Alderon’s Kami iron ore project is in a “holding pattern,” says the company’s CEO, awaiting the completion of the project’s environmental assessment.
Alderon president and CEO Tayfun Eldem speaks about the company’s Kami project at the Resource Investors Forum at the Sheraton hotel on Monday afternoon.
— Photo by Daniel MacEachern/The Telegram
“Consequently what we’re doing is we’re advancing engineering, and we’ll continue to advance it,” said Tayfun Eldem, also Alderon’s president, just after he presented a project update at this year’s Resource Investors Forum at the Sheraton hotel on Monday afternoon.
“As well, we’re working on the infrastructure agreements. We have been in ongoing discussions with Nalcor for quite a while now, and we’re now almost on the verge of completing a power purchase agreement, which we expect to have in place sometime this year.”

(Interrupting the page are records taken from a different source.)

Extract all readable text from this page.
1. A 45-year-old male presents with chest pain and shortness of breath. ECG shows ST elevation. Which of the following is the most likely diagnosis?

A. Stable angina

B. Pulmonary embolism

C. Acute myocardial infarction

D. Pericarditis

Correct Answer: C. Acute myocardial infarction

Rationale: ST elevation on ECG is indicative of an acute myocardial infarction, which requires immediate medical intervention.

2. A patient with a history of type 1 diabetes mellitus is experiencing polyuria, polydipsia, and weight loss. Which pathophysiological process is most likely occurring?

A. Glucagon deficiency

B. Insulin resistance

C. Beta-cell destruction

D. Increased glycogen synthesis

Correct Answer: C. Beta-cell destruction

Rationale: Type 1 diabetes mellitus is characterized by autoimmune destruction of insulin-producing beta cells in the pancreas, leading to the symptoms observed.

While it awaits the release of the environmental assessment — expected later this year — Alderon is also in discussions with the Iron Ore Co. of Canada and Cliffs Natural Resources to work out rail agreements. It is also negotiating the benefits agreement with aboriginal groups and the government of Newfoundland and Labrador.
The company is also taking steps to arranging a billion dollars in financing for the project in Western Labrador.
“We’ve just announced our lead arranger, BNP Paribas, for debt financing,” he said. “Parallel with that, we’re working on bringing another offtake partner to the table.”
The $1.27-billion Kami project is 25 per cent owned by the Chinese Hebei Iron and Steel Group, which also has about a 20 per cent stake in Alderon, and has also pledged to buy 60 per cent of the annual production of an estimate eight million tonnes per year.
Alderon estimates the project will provide 39,000 person-years of employment and contribute
$3.9 billion in taxes to the province over its projected 30-year life. Eldem said the 30-year estimate is based on one billion tonnes of ore, but the project has an established 1.8 billion tonnes, meaning the project could “easily” be extended an extra 15 years, he said.